The European Union could 'triple' the amount of biomass produced on a sustainable basis over the coming decades while helping to restore land damaged by industrial pollution, poor farming, erosion and climate change, says André Faaij.
André Faaij is Director of Science at the Energy Transition unit of TNO, the Dutch independent research organization. He is also a distinguished professor at the University of Groningen, Netherlands.
Faaij has contributed to several reports, such as the United Nations Intergovernmental Panel on Climate Change (IPCC), the World and Global Energy Assessment and the IEA's World Energy Outlook.
Op www.euroactiv.com he explains in an extensive interview how biomass can indeed contribute to a better climate.
Notable highlights from the interview include:
- Marginally degraded lands can be regenerated with a mixture of crops that produce biomass or biofuels as a by-product.
- Replanting those lands with salt-tolerant species could be a way to regenerate those lands, protect them from further erosion, reduce salt problems and get more carbon into the soil
- That would be biomass that has ecological benefits, would not compete with food and would store more carbon on top of the biomass produced.
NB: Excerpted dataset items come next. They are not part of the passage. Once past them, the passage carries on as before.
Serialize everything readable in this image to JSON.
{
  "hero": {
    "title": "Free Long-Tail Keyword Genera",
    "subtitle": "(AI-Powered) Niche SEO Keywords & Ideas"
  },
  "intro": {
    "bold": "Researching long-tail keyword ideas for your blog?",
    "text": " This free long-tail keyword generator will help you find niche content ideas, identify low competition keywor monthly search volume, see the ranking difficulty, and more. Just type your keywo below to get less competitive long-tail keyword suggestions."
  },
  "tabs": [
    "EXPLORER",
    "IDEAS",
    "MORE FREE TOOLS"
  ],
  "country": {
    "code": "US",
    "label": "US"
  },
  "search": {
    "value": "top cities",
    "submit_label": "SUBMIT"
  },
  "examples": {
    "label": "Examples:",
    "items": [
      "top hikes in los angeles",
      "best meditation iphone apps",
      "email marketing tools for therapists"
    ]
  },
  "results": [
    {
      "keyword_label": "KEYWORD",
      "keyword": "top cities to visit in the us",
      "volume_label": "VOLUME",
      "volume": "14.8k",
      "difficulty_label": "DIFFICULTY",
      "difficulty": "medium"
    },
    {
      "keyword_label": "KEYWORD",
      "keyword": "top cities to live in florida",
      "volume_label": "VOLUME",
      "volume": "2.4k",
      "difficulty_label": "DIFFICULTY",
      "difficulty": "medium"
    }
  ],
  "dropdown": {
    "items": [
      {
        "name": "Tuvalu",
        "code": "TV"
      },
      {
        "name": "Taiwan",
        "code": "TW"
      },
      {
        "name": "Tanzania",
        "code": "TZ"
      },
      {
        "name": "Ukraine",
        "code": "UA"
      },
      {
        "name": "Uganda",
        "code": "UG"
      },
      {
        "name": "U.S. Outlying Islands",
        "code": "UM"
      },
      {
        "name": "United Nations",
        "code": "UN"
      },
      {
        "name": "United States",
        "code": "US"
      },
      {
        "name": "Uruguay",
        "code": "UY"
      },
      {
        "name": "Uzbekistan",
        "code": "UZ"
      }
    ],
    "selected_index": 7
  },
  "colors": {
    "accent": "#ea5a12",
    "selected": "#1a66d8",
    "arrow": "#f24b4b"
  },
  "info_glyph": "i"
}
- On a global scale, “hundreds of millions of hectares” of land could be used to support crops that help restore degraded or marginal lands.
- In Europe, these lands represent “several tens of million hectares” – such as semi-arid lands in Spain and Italy, and contaminated industrial lands, including even the Chernobyl area.
- NGOs' argument that forests should be left untouched is “fundamentally flawed” because it ignores the fact that forests are suffering from climate change and need maintenance to prevent ecological collapse. Productive forests also absorb more carbon.
- Looking at total available production, Europe could triple the sustainable availability of biomass while strengthening the other Green Deal objectives such as reforestation and afforestation.